A Brain-to-LLM approach may help keep users’ brains a bit sharper, but developers also need the specific knowledge that enables them to write software code securely and critically evaluate AI-generated code for errors and security risks. They need to understand AI’s limitations, including its propensity to introduce security flaws such as vulnerabilities to prompt injection attacks.
This requires overhauling enterprise security programs to ensure a human-centric approach to the SDLC, in which developers receive effective, flexible, hands-on—and ongoing—training as part of an enterprise-wide security-first culture. Developers need to continuously sharpen their skills to stay abreast of quickly evolving, sophisticated threats, particularly those resulting from AI’s prominent place in software development. This protects against, for example, increasingly common prompt injection attacks. But for that protection to work, organizations need a developer-driven initiative to focus on secure design patterns and threat modeling.
Conclusion
The MIT study focused on AI’s impact on education and the potential loss of critical thinking skills in students from kindergarten on up. But whether you’re talking about students or skilled professionals, the take-home from the study is the same: When LLMs or agentic agents do the heavy lifting, users become passive bystanders. This can lead, the study’s authors said, to “weakened critical thinking skills, less deep understanding of the materials and less long-term memory formation.” A lower level of cognitive engagement can also result in decreased decision-making skills.

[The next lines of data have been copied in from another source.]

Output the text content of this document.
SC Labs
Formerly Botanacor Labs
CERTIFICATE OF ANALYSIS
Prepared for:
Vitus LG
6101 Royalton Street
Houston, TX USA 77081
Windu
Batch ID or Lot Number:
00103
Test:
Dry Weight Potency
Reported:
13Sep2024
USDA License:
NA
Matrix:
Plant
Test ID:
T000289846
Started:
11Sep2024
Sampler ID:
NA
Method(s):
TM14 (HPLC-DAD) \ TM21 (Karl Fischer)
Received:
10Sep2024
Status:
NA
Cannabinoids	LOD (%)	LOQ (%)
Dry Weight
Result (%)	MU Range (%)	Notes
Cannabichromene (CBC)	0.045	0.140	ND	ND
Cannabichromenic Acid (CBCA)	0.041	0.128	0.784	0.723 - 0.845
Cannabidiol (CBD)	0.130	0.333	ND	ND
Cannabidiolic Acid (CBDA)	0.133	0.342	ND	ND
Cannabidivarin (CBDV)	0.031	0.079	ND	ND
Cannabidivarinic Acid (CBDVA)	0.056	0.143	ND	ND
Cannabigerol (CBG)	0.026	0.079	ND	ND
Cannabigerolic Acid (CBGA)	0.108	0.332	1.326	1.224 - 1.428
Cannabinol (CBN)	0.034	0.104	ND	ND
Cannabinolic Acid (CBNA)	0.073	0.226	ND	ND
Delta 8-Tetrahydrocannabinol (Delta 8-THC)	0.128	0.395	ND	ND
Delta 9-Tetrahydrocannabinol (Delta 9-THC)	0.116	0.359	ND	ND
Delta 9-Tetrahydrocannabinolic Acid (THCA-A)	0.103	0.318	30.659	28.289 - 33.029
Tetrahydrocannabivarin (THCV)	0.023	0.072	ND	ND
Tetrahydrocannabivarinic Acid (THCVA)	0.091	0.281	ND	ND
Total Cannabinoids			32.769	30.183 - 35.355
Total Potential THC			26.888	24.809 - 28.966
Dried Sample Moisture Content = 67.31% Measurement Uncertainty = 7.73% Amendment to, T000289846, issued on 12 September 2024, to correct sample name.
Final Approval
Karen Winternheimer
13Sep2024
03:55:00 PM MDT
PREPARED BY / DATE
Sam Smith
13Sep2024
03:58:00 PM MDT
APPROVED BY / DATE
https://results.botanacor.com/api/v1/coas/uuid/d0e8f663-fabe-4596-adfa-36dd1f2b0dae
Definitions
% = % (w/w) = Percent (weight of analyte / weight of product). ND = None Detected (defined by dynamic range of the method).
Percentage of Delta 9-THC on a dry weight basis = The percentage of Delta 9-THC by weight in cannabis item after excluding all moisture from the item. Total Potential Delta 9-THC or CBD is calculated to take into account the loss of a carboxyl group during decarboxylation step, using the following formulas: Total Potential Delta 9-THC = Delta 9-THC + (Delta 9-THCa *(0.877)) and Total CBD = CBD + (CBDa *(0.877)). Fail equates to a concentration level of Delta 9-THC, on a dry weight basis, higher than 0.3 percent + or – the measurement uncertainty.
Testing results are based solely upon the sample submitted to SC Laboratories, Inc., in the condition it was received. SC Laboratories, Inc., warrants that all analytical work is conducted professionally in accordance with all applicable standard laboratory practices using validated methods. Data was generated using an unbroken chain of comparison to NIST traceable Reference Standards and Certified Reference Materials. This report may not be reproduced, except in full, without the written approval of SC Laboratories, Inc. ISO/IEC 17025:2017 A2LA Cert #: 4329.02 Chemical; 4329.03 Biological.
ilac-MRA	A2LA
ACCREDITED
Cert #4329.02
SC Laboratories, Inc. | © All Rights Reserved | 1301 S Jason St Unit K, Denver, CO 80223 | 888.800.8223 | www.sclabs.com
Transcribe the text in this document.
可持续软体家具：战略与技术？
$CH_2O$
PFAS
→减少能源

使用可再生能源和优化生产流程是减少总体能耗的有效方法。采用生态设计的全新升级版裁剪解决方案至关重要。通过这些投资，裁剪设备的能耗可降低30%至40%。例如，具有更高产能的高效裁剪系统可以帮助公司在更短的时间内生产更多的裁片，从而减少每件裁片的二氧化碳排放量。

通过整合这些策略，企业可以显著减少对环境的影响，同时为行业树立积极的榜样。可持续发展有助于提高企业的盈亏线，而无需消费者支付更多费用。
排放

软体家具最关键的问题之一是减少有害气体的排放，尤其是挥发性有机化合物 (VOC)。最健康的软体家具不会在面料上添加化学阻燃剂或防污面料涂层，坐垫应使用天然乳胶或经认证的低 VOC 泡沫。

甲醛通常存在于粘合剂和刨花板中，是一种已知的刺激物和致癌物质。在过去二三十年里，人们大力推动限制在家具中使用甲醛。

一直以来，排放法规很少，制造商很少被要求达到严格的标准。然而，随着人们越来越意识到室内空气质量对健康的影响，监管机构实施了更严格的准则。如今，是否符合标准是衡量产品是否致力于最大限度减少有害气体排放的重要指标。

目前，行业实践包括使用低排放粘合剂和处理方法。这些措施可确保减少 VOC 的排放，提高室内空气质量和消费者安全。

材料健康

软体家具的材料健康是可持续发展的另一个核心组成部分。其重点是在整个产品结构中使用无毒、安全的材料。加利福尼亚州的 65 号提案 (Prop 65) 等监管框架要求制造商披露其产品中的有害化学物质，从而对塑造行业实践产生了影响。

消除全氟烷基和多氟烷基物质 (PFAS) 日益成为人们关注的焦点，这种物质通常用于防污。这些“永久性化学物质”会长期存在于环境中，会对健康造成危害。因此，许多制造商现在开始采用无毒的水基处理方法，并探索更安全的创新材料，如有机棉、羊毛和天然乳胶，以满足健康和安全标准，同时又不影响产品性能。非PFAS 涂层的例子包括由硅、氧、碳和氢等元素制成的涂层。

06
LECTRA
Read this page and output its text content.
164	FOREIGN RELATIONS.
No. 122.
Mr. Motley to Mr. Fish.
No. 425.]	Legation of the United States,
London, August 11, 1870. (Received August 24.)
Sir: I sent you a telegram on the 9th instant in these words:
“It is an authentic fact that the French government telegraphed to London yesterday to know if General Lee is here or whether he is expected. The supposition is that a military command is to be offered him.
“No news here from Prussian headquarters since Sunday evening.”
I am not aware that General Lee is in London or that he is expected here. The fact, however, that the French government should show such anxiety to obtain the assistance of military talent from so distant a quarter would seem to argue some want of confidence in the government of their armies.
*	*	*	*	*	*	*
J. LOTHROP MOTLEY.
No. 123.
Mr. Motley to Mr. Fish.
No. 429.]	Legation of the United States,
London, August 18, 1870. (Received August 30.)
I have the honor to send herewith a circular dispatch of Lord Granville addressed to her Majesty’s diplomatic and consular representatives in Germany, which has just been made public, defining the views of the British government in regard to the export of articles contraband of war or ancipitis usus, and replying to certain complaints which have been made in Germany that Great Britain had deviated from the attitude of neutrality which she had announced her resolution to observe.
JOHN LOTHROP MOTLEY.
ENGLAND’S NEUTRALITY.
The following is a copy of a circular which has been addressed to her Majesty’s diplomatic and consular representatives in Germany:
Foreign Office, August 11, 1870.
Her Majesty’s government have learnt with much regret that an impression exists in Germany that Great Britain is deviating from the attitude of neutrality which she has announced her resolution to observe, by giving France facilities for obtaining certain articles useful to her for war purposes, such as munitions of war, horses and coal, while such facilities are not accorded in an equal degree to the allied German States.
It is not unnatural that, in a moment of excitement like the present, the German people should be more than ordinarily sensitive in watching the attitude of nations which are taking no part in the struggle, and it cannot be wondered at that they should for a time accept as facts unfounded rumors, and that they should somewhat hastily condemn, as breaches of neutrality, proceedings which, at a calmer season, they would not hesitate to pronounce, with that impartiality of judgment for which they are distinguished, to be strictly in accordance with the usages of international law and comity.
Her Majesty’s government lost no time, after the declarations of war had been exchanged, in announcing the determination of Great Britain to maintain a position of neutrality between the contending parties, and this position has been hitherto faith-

Organizations cannot afford a lack of critical thinking when it comes to cybersecurity. And because software flaws in highly distributed, cloud-based environments have become the top target of cyberattackers, cybersecurity starts with ensuring secure code, whether it is created by developers, AI assistants or agentic agents. For all of AI’s power, organizations more than ever need highly honed problem-solving and critical thinking skills. And that can’t be outsourced to AI.